TRANSPORT ET COÛT DU TRAVAIL
La compétitivité-coût, et plus particulièrement le coût du travail, est un élément clé quant à la capacité des acteurs luxembourgeois à concurrencer les autres pôles logistiques à proximité. C’est ainsi que la Chambre de Commerce a analysé, dans son Eco News Flash n° 10, l’évolution du coût du travail du secteur du transport luxembourgeois et les conséquences de cette évolution sur sa compétitivité, sa rentabilité et sa capacité d’investissement en comparaison avec les pays voisins. Il en ressort notamment que le transport routier de fret pourrait être pénalisé par un coût de la main-d’œuvre croissant au Grand-Duché, tandis que le faible niveau des investissements de l’ensemble du secteur du transport interroge sur sa croissance future.
La décarbonation, le grand défi du secteur
Toutefois, l’enjeu qui mobilise toute l’attention du secteur est la forte diminution de son impact écologique. Selon l’Agence internationale de l’énergie (IEA), le transport représente 24% des émissions de CO2 dans le monde et 31% en Europe. L’objectif à atteindre pour respecter les accords de Paris et limiter le réchauffement climatique à 1,5 °C est particulièrement ardu: réduire les émissions de CO2 du secteur de près de 70% entre 2015 et 2050, ceci dans un contexte de croissance significative du secteur. Selon l’International Transport Forum, «chaque composante du secteur des transports nécessite sa propre stratégie de décarbonation» selon les principes «éviter, changer, améliorer». Ceci passera notamment par un soutien à l’innovation pour accélérer les avancées technologiques nécessaires: véhicules et carburants moins polluants, transition vers l’électrique ou l’hydrogène, innovation par le numérique…

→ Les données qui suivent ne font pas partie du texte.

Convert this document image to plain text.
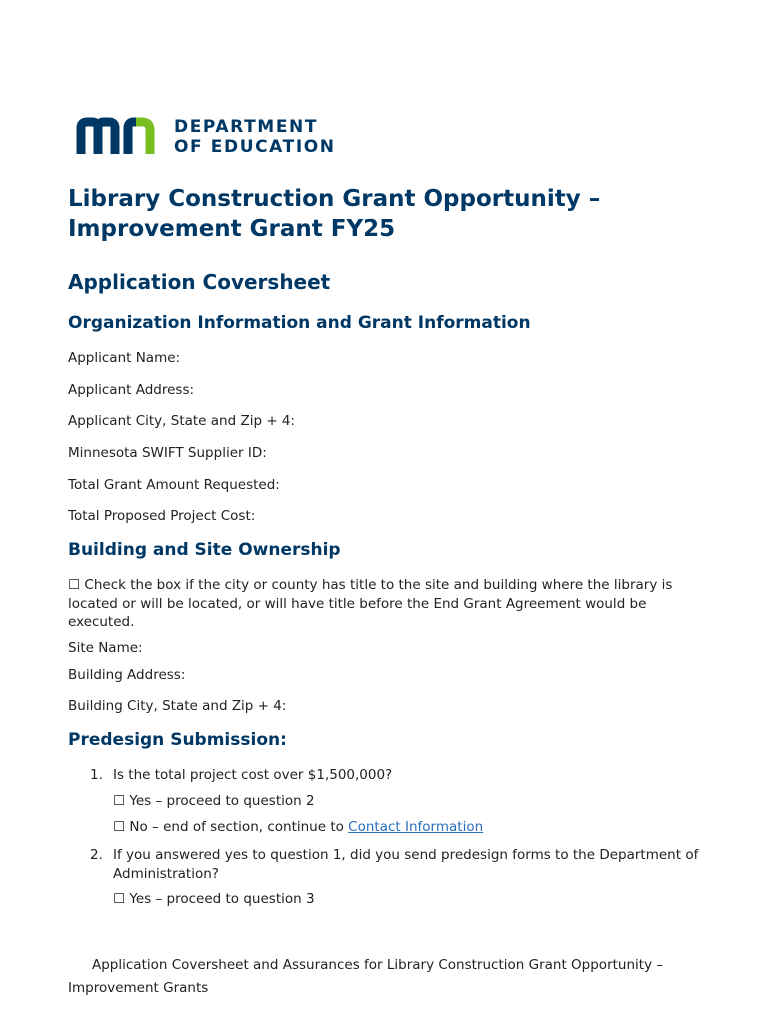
DEPARTMENT
OF EDUCATION
Library Construction Grant Opportunity – Improvement Grant FY25
Application Coversheet
Organization Information and Grant Information

Applicant Name:

Applicant Address:

Applicant City, State and Zip + 4:

Minnesota SWIFT Supplier ID:

Total Grant Amount Requested:

Total Proposed Project Cost:

Building and Site Ownership

☐ Check the box if the city or county has title to the site and building where the library is located or will be located, or will have title before the End Grant Agreement would be executed.

Site Name:

Building Address:

Building City, State and Zip + 4:

Predesign Submission:
1. Is the total project cost over $1,500,000?
☐ Yes – proceed to question 2
☐ No – end of section, continue to Contact Information
2. If you answered yes to question 1, did you send predesign forms to the Department of Administration?
☐ Yes – proceed to question 3
Application Coversheet and Assurances for Library Construction Grant Opportunity –
Improvement Grants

Actuellement, au sein de l’Union européenne, la volonté politique de transition environnementale du transport de fret se heurte à l’insuffisance des avancées technologiques et au manque de mesures fiscales incitatives pour l’investissement dans des véhicules verts. Les véhicules intégrant des technologies durables (électromobilité, pile à combustion…) ont un prix d’acquisition trois à quatre fois plus élevé que les véhicules au diesel, ce qui pose d’importants défis en termes de compétitivité-coût et de marges des entreprises. Le maintien de la compétitivité du secteur pourrait alors passer par des investissements importants dans des infrastructures énergétiques vertes et un accès facilité à ces installations pour les entreprises du secteur.
01. Le secteur des transports, en plein boum au niveau mondial, est condamné à innover pour maintenir sa compétitivité dans un contexte de hausse des coûts énergétiques et de nécessaire transition environnementale. Ici, un camion autonome, déjà en test en grandeur réelle aux États-Unis.